Progress Towards Counting D_5 Quintic Fields

TL;DR

This paper investigates bounds on the number of quintic fields with Galois group D_5, proposing a new approach using norm equations that suggests potential improvements over existing bounds.

Contribution

It introduces a novel method involving counting points on a variety defined by a norm equation to improve upper bounds on D_5 quintic fields.

Findings

Computer calculations support the bound of O(X^{2/3})
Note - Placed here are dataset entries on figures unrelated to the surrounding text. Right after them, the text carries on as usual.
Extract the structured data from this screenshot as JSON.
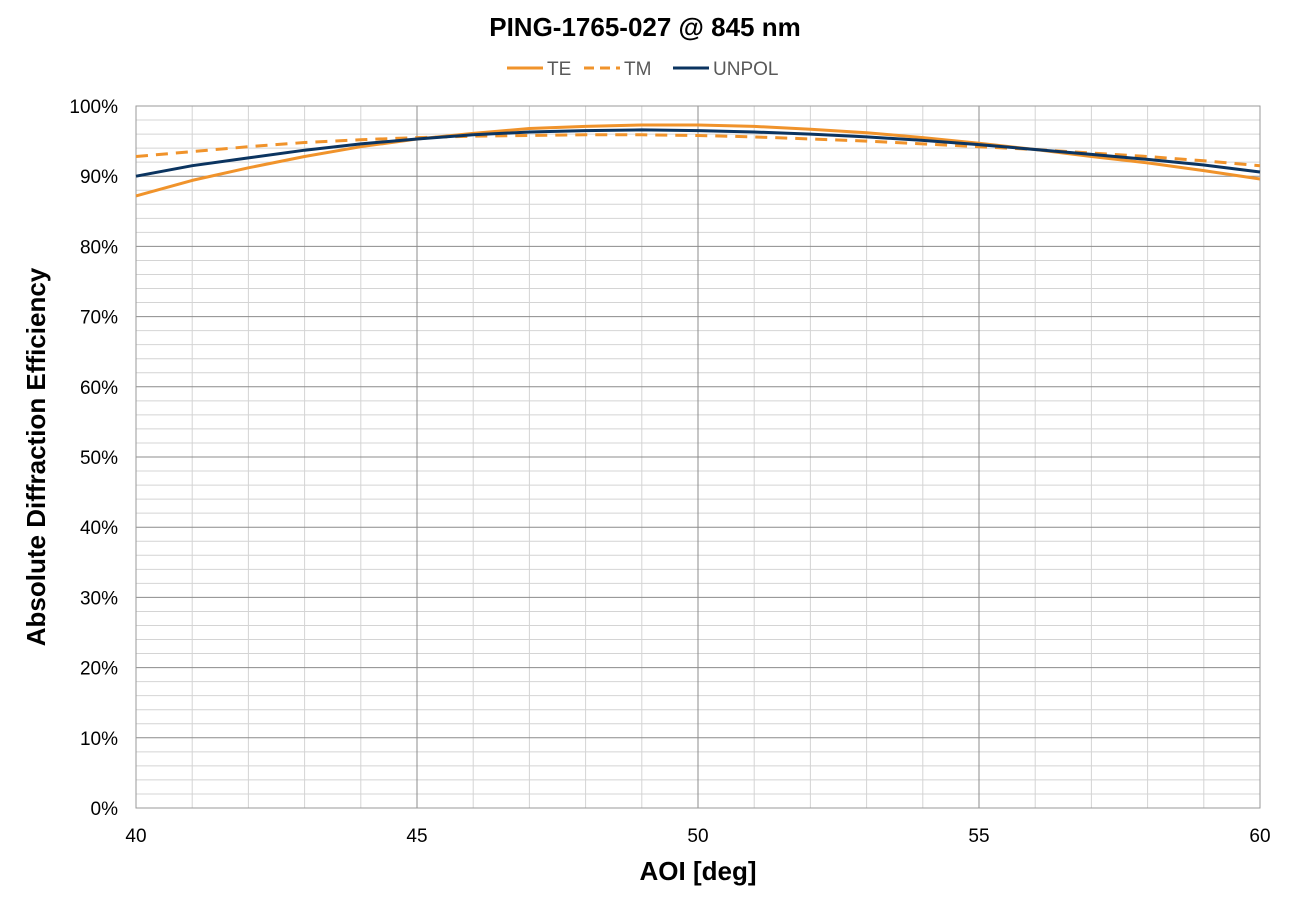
{
  "chart_data": {
    "type": "line",
    "title": "PING-1765-027 @ 845 nm",
    "xlabel": "AOI [deg]",
    "ylabel": "Absolute Diffraction Efficiency",
    "xlim": [
      40,
      60
    ],
    "ylim": [
      0,
      100
    ],
    "x_ticks": [
      "40",
      "45",
      "50",
      "55",
      "60"
    ],
    "y_ticks": [
      "0%",
      "10%",
      "20%",
      "30%",
      "40%",
      "50%",
      "60%",
      "70%",
      "80%",
      "90%",
      "100%"
    ],
    "grid": true,
    "legend_position": "top",
    "x": [
      40,
      41,
      42,
      43,
      44,
      45,
      46,
      47,
      48,
      49,
      50,
      51,
      52,
      53,
      54,
      55,
      56,
      57,
      58,
      59,
      60
    ],
    "series": [
      {
        "name": "TE",
        "color": "#F0932B",
        "dash": "solid",
        "values": [
          87.2,
          89.4,
          91.2,
          92.8,
          94.2,
          95.3,
          96.1,
          96.8,
          97.1,
          97.3,
          97.3,
          97.1,
          96.7,
          96.2,
          95.5,
          94.7,
          93.8,
          92.8,
          91.9,
          90.8,
          89.6
        ]
      },
      {
        "name": "TM",
        "color": "#F0932B",
        "dash": "dashed",
        "values": [
          92.8,
          93.5,
          94.2,
          94.8,
          95.2,
          95.5,
          95.7,
          95.8,
          95.9,
          95.9,
          95.8,
          95.6,
          95.3,
          95.0,
          94.6,
          94.2,
          93.8,
          93.3,
          92.8,
          92.2,
          91.5
        ]
      },
      {
        "name": "UNPOL",
        "color": "#0B3460",
        "dash": "solid",
        "values": [
          90.0,
          91.5,
          92.6,
          93.7,
          94.6,
          95.3,
          95.9,
          96.3,
          96.5,
          96.6,
          96.5,
          96.3,
          96.0,
          95.6,
          95.1,
          94.5,
          93.8,
          93.1,
          92.4,
          91.6,
          90.6
        ]
      }
    ]
  }
}
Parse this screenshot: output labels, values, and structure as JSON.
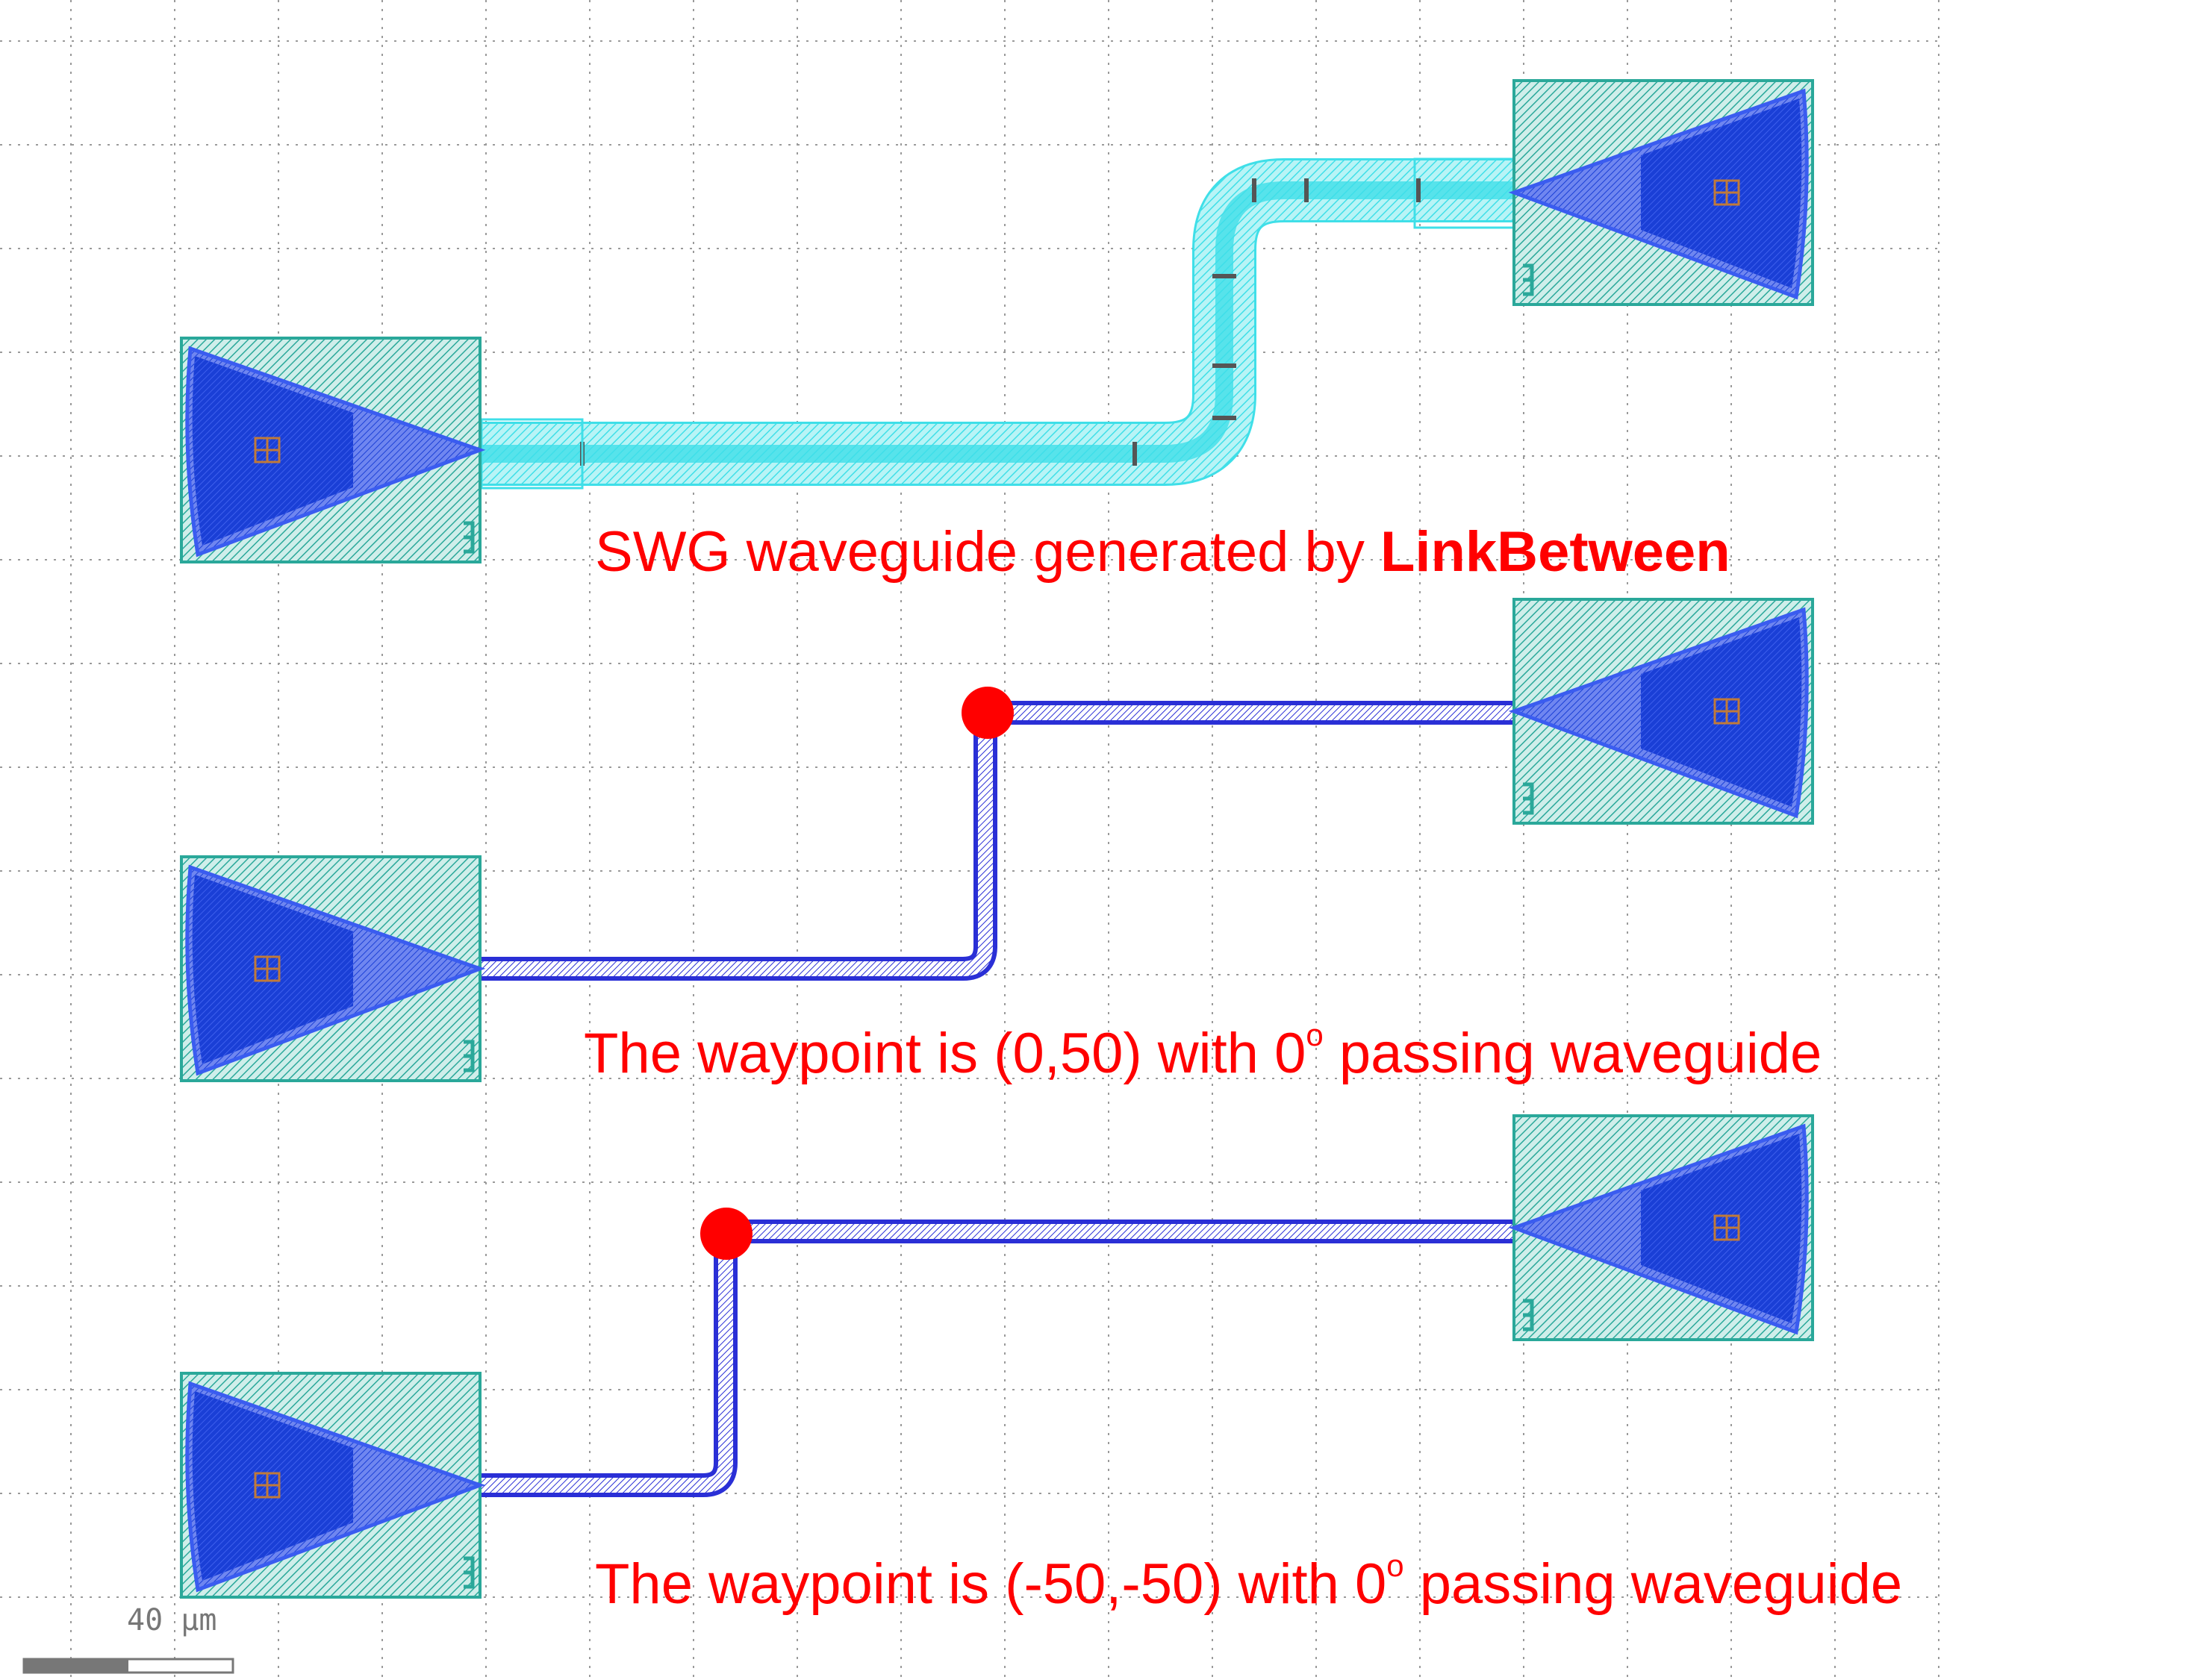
{
  "annotations": {
    "swg_prefix": "SWG waveguide generated by ",
    "swg_bold": "LinkBetween",
    "wp1_prefix": "The waypoint is (0,50) with 0",
    "wp1_sup": "o",
    "wp1_suffix": " passing waveguide",
    "wp2_prefix": "The waypoint is (-50,-50) with 0",
    "wp2_sup": "o",
    "wp2_suffix": " passing waveguide"
  },
  "scale_bar": {
    "label": "40 μm"
  },
  "colors": {
    "annotation": "#ff0000",
    "waypoint_marker": "#ff0000",
    "grating_fill": "#1a3fd6",
    "grating_outline": "#3a5cf0",
    "pad_fill": "#9fd8d0",
    "pad_outline": "#2aa89a",
    "swg_waveguide": "#5fe6ee",
    "strip_waveguide": "#2a2fd6",
    "grid": "#9a9a9a"
  },
  "icons": [
    "grating-coupler-icon",
    "port-marker-icon",
    "waypoint-marker-icon"
  ]
}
Reinterpretation of Wong's proof using norm equations

Potential for improved bounds on N(5,D_5,X)

Abstract

Let $N(5,D_5,X)$ be the number of quintic number fields whose Galois closure has Galois group $D_5$ and whose discriminant is bounded by $X$. By a conjecture of Malle, we expect that $N(5,D_5,X) \sim C X^{1/2}$ for some constant $C$. The best known upper bound is $N(5,D_5,X)\ll X^{3/4 + \epsilon}$, and we show this could be improved by counting points on a certain variety defined by a norm equation; computer calculations give strong evidence that this number is $\ll X^{2/3}$. Finally, we show how such norm equations can be helpful by reinterpreting an earlier proof of Wong on upper bounds for $A_4$ quartic fields in terms of a similar norm equation.